И он ушел в себя; мы могли бы круглый год жить в лесопромышленном поселке, но он предпочел затерянность двух пустынь: большого города и дикого леса. В городе мы переезжали с квартиры на квартиру, а здесь он выбрал самое отдаленное озеро — когда родился брат, сюда и дороги еще не проложили. Даже деревня, на его вкус, была чересчур многолюдна, ему нужен был остров, место, где он мог бы воспроизвести не мирную жизнь фермера, которой жил его отец, а простое существование ранних поселенцев, прибывших сюда, когда здесь не было ничего, кроме лесов, и никакой идеологии, помимо той, что они привезли с собою. Когда люди говорят о свободе, имеют обычно в виду не свободу как таковую, а огражденность от постороннего вмешательства.
Пачка бумаг по-прежнему лежит на полке под лампой. До сих пор я их не трогала, перебирать его бумаги, если он жив, значило бы вторгаться в его личное. Но теперь, раз я допускаю, что его нет, стоит, пожалуй, посмотреть, что он мне оставил в наследство. В роли душеприказчика.

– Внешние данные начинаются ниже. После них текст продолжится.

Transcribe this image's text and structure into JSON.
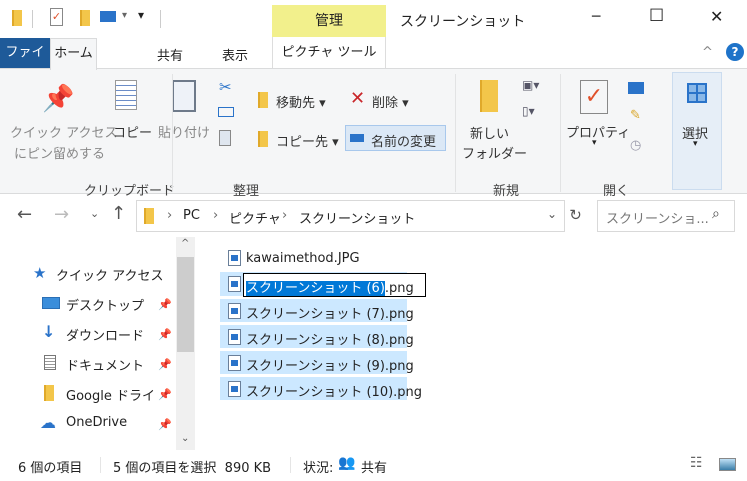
{
  "titlebar": {
    "title": "スクリーンショット",
    "context_tab": "管理",
    "qa_dropdown": "▾",
    "minimize": "─",
    "maximize": "☐",
    "close": "✕"
  },
  "tabs": [
    {
      "label": "ファイル"
    },
    {
      "label": "ホーム"
    },
    {
      "label": "共有"
    },
    {
      "label": "表示"
    },
    {
      "label": "ピクチャ ツール"
    }
  ],
  "ribbon_controls": {
    "collapse": "^",
    "help": "?"
  },
  "ribbon": {
    "clipboard": {
      "label": "クリップボード",
      "pin_line1": "クイック アクセス",
      "pin_line2": "にピン留めする",
      "copy": "コピー",
      "paste": "貼り付け"
    },
    "organize": {
      "label": "整理",
      "move_to": "移動先",
      "delete": "削除",
      "copy_to": "コピー先",
      "rename": "名前の変更"
    },
    "new": {
      "label": "新規",
      "new_folder_line1": "新しい",
      "new_folder_line2": "フォルダー"
    },
    "open": {
      "label": "開く",
      "properties": "プロパティ"
    },
    "select": {
      "label": "選択"
    }
  },
  "address": {
    "path": [
      "PC",
      "ピクチャ",
      "スクリーンショット"
    ],
    "search_placeholder": "スクリーンショ..."
  },
  "nav": {
    "items": [
      {
        "label": "クイック アクセス"
      },
      {
        "label": "デスクトップ"
      },
      {
        "label": "ダウンロード"
      },
      {
        "label": "ドキュメント"
      },
      {
        "label": "Google ドライ"
      },
      {
        "label": "OneDrive"
      }
    ]
  },
  "files": [
    {
      "name": "kawaimethod.JPG",
      "selected": false
    },
    {
      "name": "スクリーンショット (6).png",
      "selected": true,
      "renaming": true,
      "rename_selected": "スクリーンショット (6)",
      "rename_rest": ".png"
    },
    {
      "name": "スクリーンショット (7).png",
      "selected": true
    },
    {
      "name": "スクリーンショット (8).png",
      "selected": true
    },
    {
      "name": "スクリーンショット (9).png",
      "selected": true
    },
    {
      "name": "スクリーンショット (10).png",
      "selected": true
    }
  ],
  "status": {
    "count": "6 個の項目",
    "selection": "5 個の項目を選択  890 KB",
    "state_label": "状況:",
    "state_value": "共有"
  },
  "colors": {
    "file_tab": "#1e5a99",
    "context_tab": "#f2f08c",
    "selection": "#cce8ff",
    "rename_highlight": "#0078d7"
  }
}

Я ожидала найти что-нибудь вроде отчета о росте и болезнях деревьев, незавершенный труд; но на первой странице оказался только грубый рисунок человеческой руки, выполненный фломастером или кистью, и к нему непонятные обозначения, цифры, какое-то название. Пролистываю еще несколько страниц. Опять руки, одна по-детски статичная человеческая фигурка без лица, ступни и кисти тоже отсутствуют; на следующей странице — такое же существо, но на голове торчат то ли древесные ветви, то ли оленьи рога. И на каждой странице — разные числа, а кое-где и слова: лишайник, красные, слева. Совсем безо всякого смысла. Почерк папин, но измененный, какой-то торопливый, небрежный.

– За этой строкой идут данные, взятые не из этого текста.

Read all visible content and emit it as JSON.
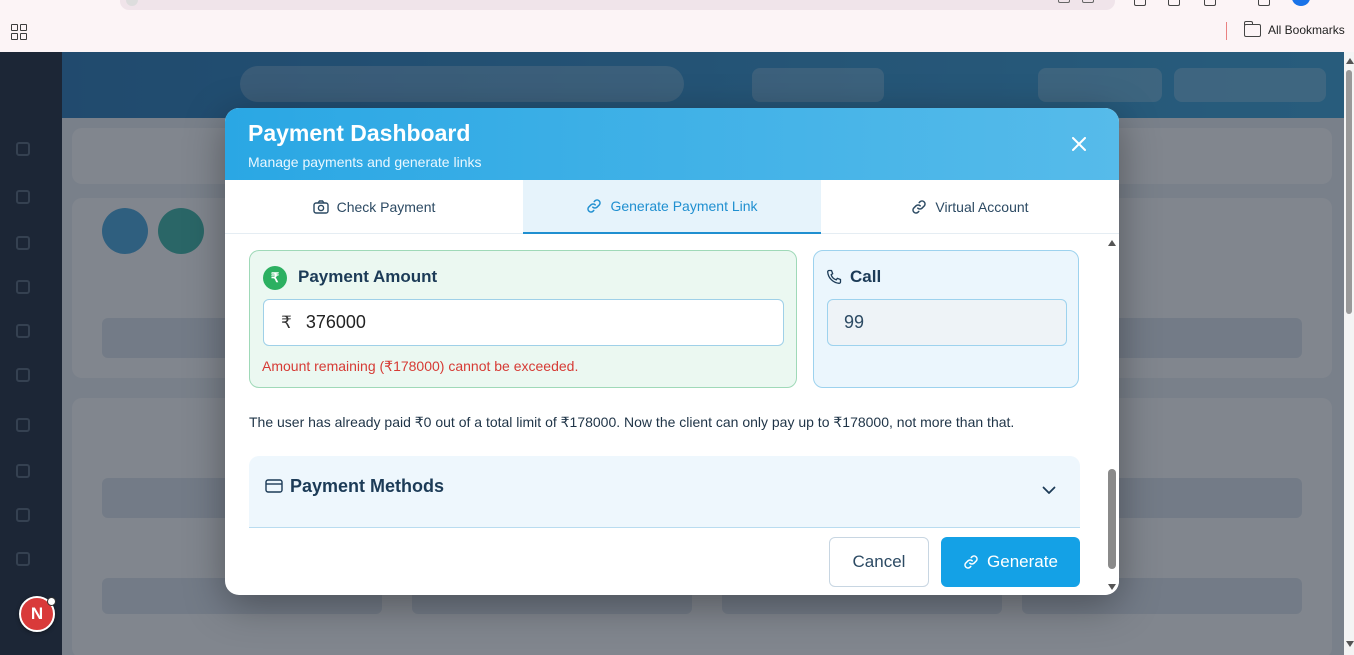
{
  "browser": {
    "bookmarks_label": "All Bookmarks"
  },
  "notification": {
    "avatar_letter": "N"
  },
  "modal": {
    "title": "Payment Dashboard",
    "subtitle": "Manage payments and generate links",
    "tabs": [
      {
        "label": "Check Payment",
        "icon": "camera-icon",
        "active": false
      },
      {
        "label": "Generate Payment Link",
        "icon": "link-icon",
        "active": true
      },
      {
        "label": "Virtual Account",
        "icon": "link-icon",
        "active": false
      }
    ],
    "amount": {
      "label": "Payment Amount",
      "badge": "₹",
      "currency_symbol": "₹",
      "value": "376000",
      "error": "Amount remaining (₹178000) cannot be exceeded."
    },
    "call": {
      "label": "Call",
      "value": "99"
    },
    "info": "The user has already paid ₹0 out of a total limit of ₹178000. Now the client can only pay up to ₹178000, not more than that.",
    "payment_methods": {
      "label": "Payment Methods"
    },
    "buttons": {
      "cancel": "Cancel",
      "generate": "Generate"
    }
  },
  "colors": {
    "header_gradient_start": "#2aa7e4",
    "header_gradient_end": "#56bbea",
    "accent": "#14a1e6",
    "success": "#2cb061",
    "error": "#d63b35"
  }
}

Снаружи доносится деревянный стук, это борт каноэ ударяется о мостки, они причалили на слишком большой скорости. Потом их смех. Кладу бумаги обратно на полку, не хочу, чтобы они видели.

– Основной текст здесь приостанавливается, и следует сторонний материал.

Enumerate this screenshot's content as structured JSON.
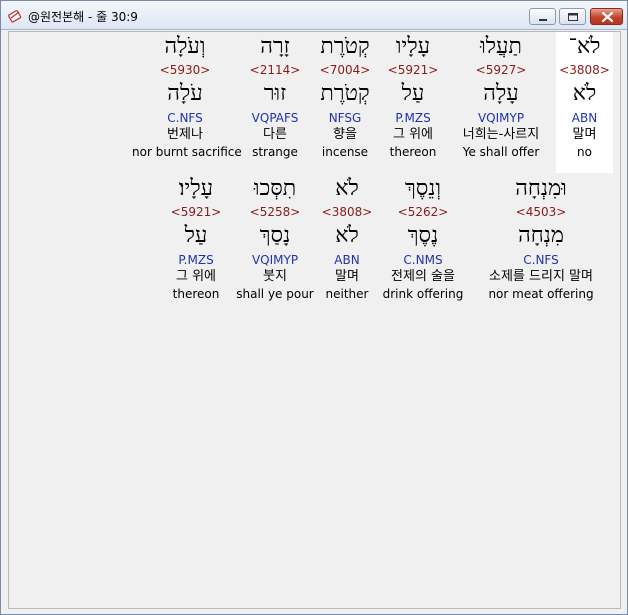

Вот что он делал тут всю зиму: сидел один в лесном доме, отрезанный от мира, и выводил эти бессмысленные каракули. Склоняюсь над столом, и сердце у меня тревожно колотится, словно я вдруг открыла шкаф, который считала пустым, а там оказалось нечто совершенно неуместное — коготь, например, или кость. Возможность, которую я упустила из виду: он мог сойти с ума. Спятить, сбрендить. Трапперы знают, что это случается, когда слишком долго живешь один в лесу. И если сошел с ума, то вполне возможно, что не умер; тогда все правила меняются.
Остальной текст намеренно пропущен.